Le Roi indien, cette fois, ne répondit plus aux regards suppliants que lui lançait Tommy.
Akoun fit un pas vers Porportuk. Mais, tandis qu’un dernier et vain colloque s’engageait entre Tommy et le Roi indien, qui se refusait à aller plus outre, El-Sou, avec anxiété, lui envoya un de ses vieux esclaves, qui parla tout bas au jeune homme.
— Une fois, deux fois, trois fois ? proclama Tommy. Adjugé ! Adjugé à Porportuk, pour vingt-six mille dollars !
Porportuk, inquiet, observait Akoun. Chacun, dans la foule, attendait. Mais Akoun ne fit aucun geste.
— Qu’on apporte les balances ! dit El-Sou.
— Je paierai chez moi, déclara Porportuk.
— Qu’on apporte les balances ! répéta El-Sou. Le paiement se fera ici, en public, devant tous.
On alla quérir au Poste les balances qui servaient au pesage de l’or, tandis que Porportuk se rendait chez lui et en revenait bientôt, accompagné d’un homme qui portait sur son épaule un sac de peau d’élan, bourré de la précieuse poussière. Dans sa main opposée, il tenait un fusil.
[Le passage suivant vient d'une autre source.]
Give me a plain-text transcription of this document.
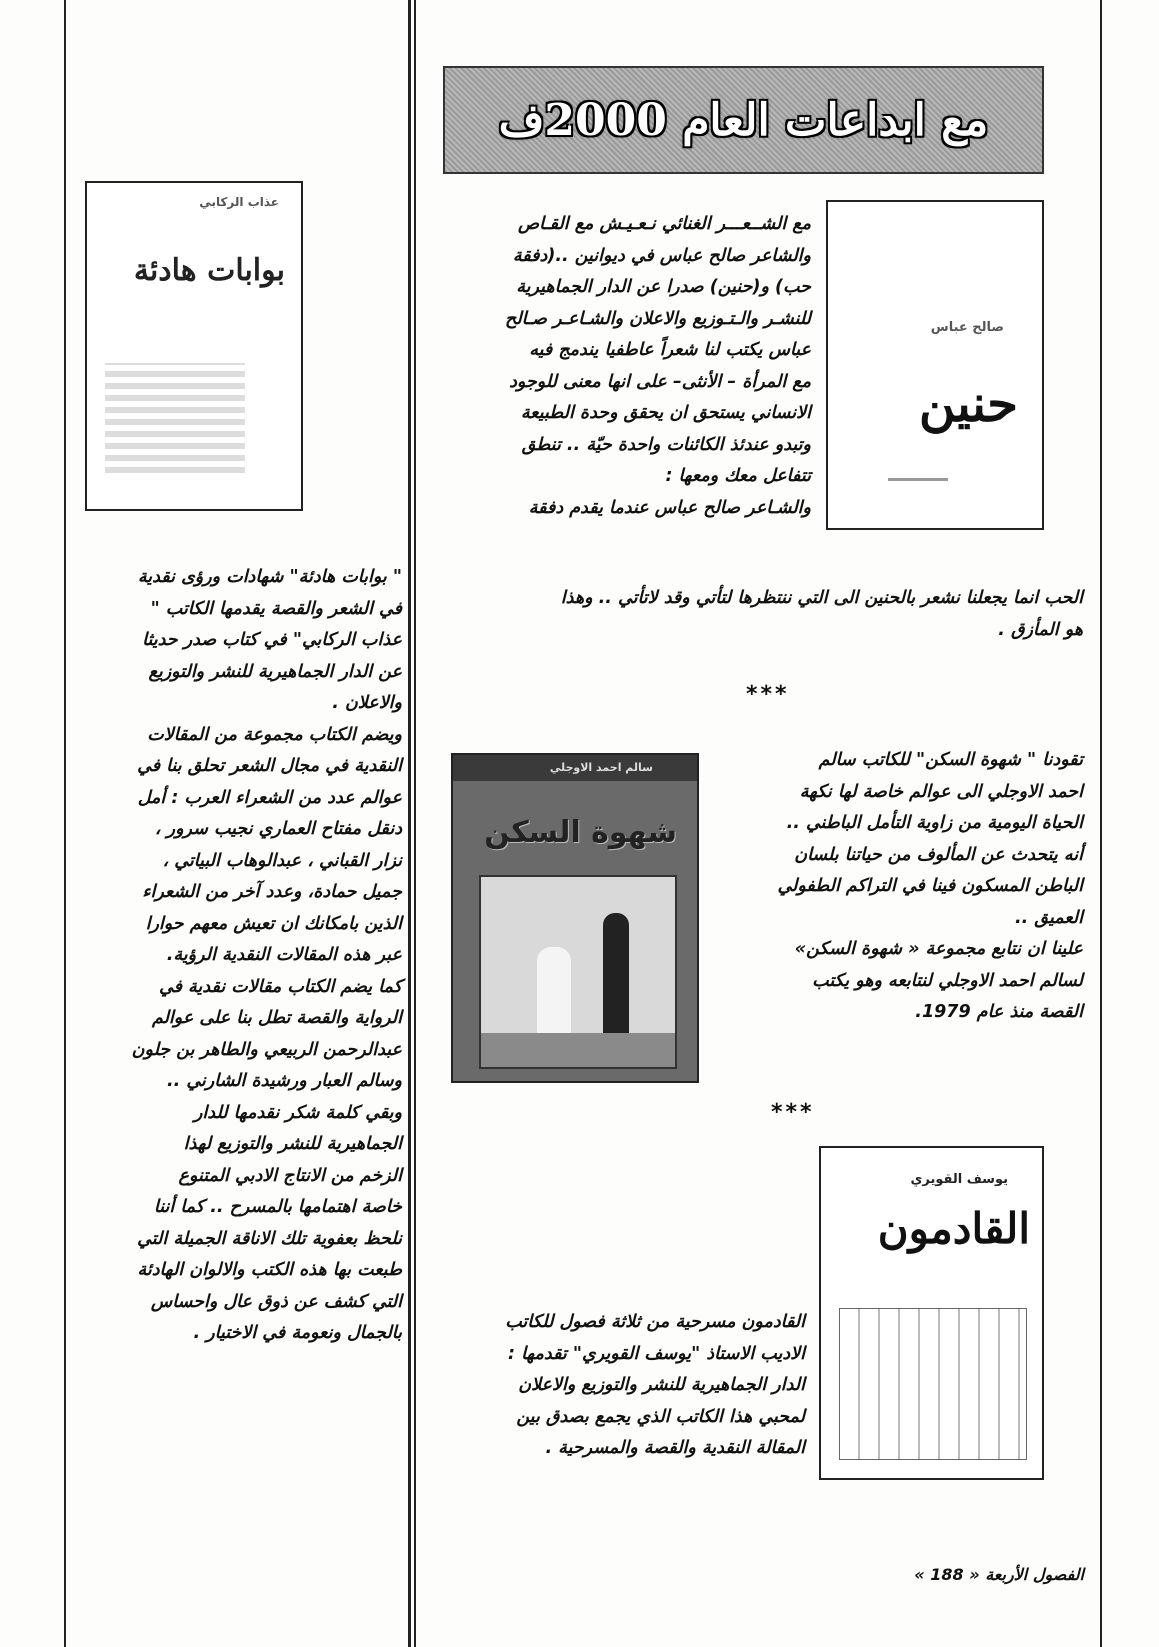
مع ابداعات العام 2000ف
صالح عباس
حنين
مع الشــعـــر الغنائي نـعـيـش مع القـاص
والشاعر صالح عباس في ديوانين ..(دفقة
حب) و(حنين) صدرا عن الدار الجماهيرية
للنشـر والـتـوزيع والاعلان والشـاعـر صـالح
عباس يكتب لنا شعراً عاطفيا يندمج فيه
مع المرأة – الأنثى– على انها معنى للوجود
الانساني يستحق ان يحقق وحدة الطبيعة
وتبدو عندئذ الكائنات واحدة حيّة .. تنطق
تتفاعل معك ومعها :
والشـاعر صالح عباس عندما يقدم دفقة
الحب انما يجعلنا نشعر بالحنين الى التي ننتظرها لتأتي وقد لاتأتي .. وهذا
هو المأزق .
***
سالم احمد الاوجلي
شهوة السكن
تقودنا " شهوة السكن" للكاتب سالم
احمد الاوجلي الى عوالم خاصة لها نكهة
الحياة اليومية من زاوية التأمل الباطني ..
أنه يتحدث عن المألوف من حياتنا بلسان
الباطن المسكون فينا في التراكم الطفولي
العميق ..
علينا ان نتابع مجموعة « شهوة السكن»
لسالم احمد الاوجلي لنتابعه وهو يكتب
القصة منذ عام 1979.
***
يوسف القويري
القادمون
القادمون مسرحية من ثلاثة فصول للكاتب
الاديب الاستاذ "يوسف القويري" تقدمها :
الدار الجماهيرية للنشر والتوزيع والاعلان
لمحبي هذا الكاتب الذي يجمع بصدق بين
المقالة النقدية والقصة والمسرحية .
عذاب الركابي
بوابات هادئة
" بوابات هادئة" شهادات ورؤى نقدية
في الشعر والقصة يقدمها الكاتب "
عذاب الركابي" في كتاب صدر حديثا
عن الدار الجماهيرية للنشر والتوزيع
والاعلان .
ويضم الكتاب مجموعة من المقالات
النقدية في مجال الشعر تحلق بنا في
عوالم عدد من الشعراء العرب : أمل
دنقل مفتاح العماري نجيب سرور ،
نزار القباني ، عبدالوهاب البياتي ،
جميل حمادة، وعدد آخر من الشعراء
الذين بامكانك ان تعيش معهم حوارا
عبر هذه المقالات النقدية الرؤية.
كما يضم الكتاب مقالات نقدية في
الرواية والقصة تطل بنا على عوالم
عبدالرحمن الربيعي والطاهر بن جلون
وسالم العبار ورشيدة الشارني ..
وبقي كلمة شكر نقدمها للدار
الجماهيرية للنشر والتوزيع لهذا
الزخم من الانتاج الادبي المتنوع
خاصة اهتمامها بالمسرح .. كما أننا
نلحظ بعفوية تلك الاناقة الجميلة التي
طبعت بها هذه الكتب والالوان الهادئة
التي كشف عن ذوق عال واحساس
بالجمال ونعومة في الاختيار .
الفصول الأربعة « 188 »
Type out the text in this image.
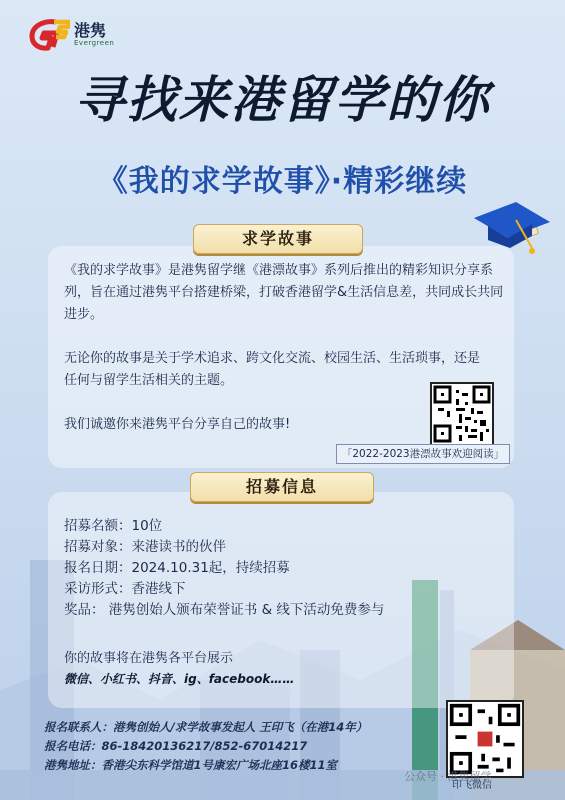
港隽
Evergreen
寻找来港留学的你
《我的求学故事》·精彩继续
求学故事
《我的求学故事》是港隽留学继《港漂故事》系列后推出的精彩知识分享系列，旨在通过港隽平台搭建桥梁，打破香港留学&生活信息差，共同成长共同进步。
无论你的故事是关于学术追求、跨文化交流、校园生活、生活琐事，还是任何与留学生活相关的主题。
我们诚邀你来港隽平台分享自己的故事!
「2022-2023港漂故事欢迎阅读」
招募信息
招募名额：10位
招募对象：来港读书的伙伴
报名日期：2024.10.31起，持续招募
采访形式：香港线下
奖品： 港隽创始人颁布荣誉证书 & 线下活动免费参与
你的故事将在港隽各平台展示
微信、小红书、抖音、ig、facebook……
报名联系人：港隽创始人/求学故事发起人 王印飞（在港14年）
报名电话：86-18420136217/852-67014217
港隽地址：香港尖东科学馆道1号康宏广场北座16楼11室
印飞微信
公众号 · 港隽留学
Porportuk ne quittait pas Akoun du regard.
— Voici, dit Porportuk, toutes mes notes et factures diverses, et aussi toutes les hypothèques. Il y en a pour quinze mille neuf cent soixante-sept dollars et soixante-quinze cents.
El-Sou prit les papiers et les passa à Tommy.
— Je les accepte pour seize mille dollars, dit-elle.
— Cela fait, déclara Tommy, un reliquat de dix mille dollars, qui doivent être payés, en or, à ma cliente.
Porportuk acquiesça et dénoua le sac. El-Sou, debout au bord du fleuve, déchira les papiers en menus morceaux, et envoya voltiger ceux-ci sur le Yukon. Puis la pesée d’or commença.
— Il est bien entendu, dit Porportuk à Tommy qui ajustait les balances, que l’once est comptée à dix-sept dollars...
— Non, à seize ! interrompit El-Sou, d’une voix tranchante.
— Il est d’un usage courant dans le pays, protesta Porportuk, de calculer l’once d’or à dix-sept dollars. Il en est ainsi pour toutes les transactions commerciales, et ceci en est une.
El-Sou se mit à rire.
— Cet usage, dit-elle, est tout nouveau. Il date seulement de ce printemps. L’an dernier, et les années précédentes, l’once était comptée à seize dollars. Elle était à ce taux, quand mon père a contracté ses dettes. Lorsqu’il dépensait au Poste l’argent qu’il recevait de toi, on lui donnait, pour une once d’or la valeur de seize dollars, et non de dix-sept !
Porportuk ronchonna, sans plus faire d’opposition, et la pesée continua.
— Fais trois tas, Tommy ! dit El-Sou. Un, ici, de mille dollars. Là, un autre, de trois mille. Et là, un troisième, de six mille.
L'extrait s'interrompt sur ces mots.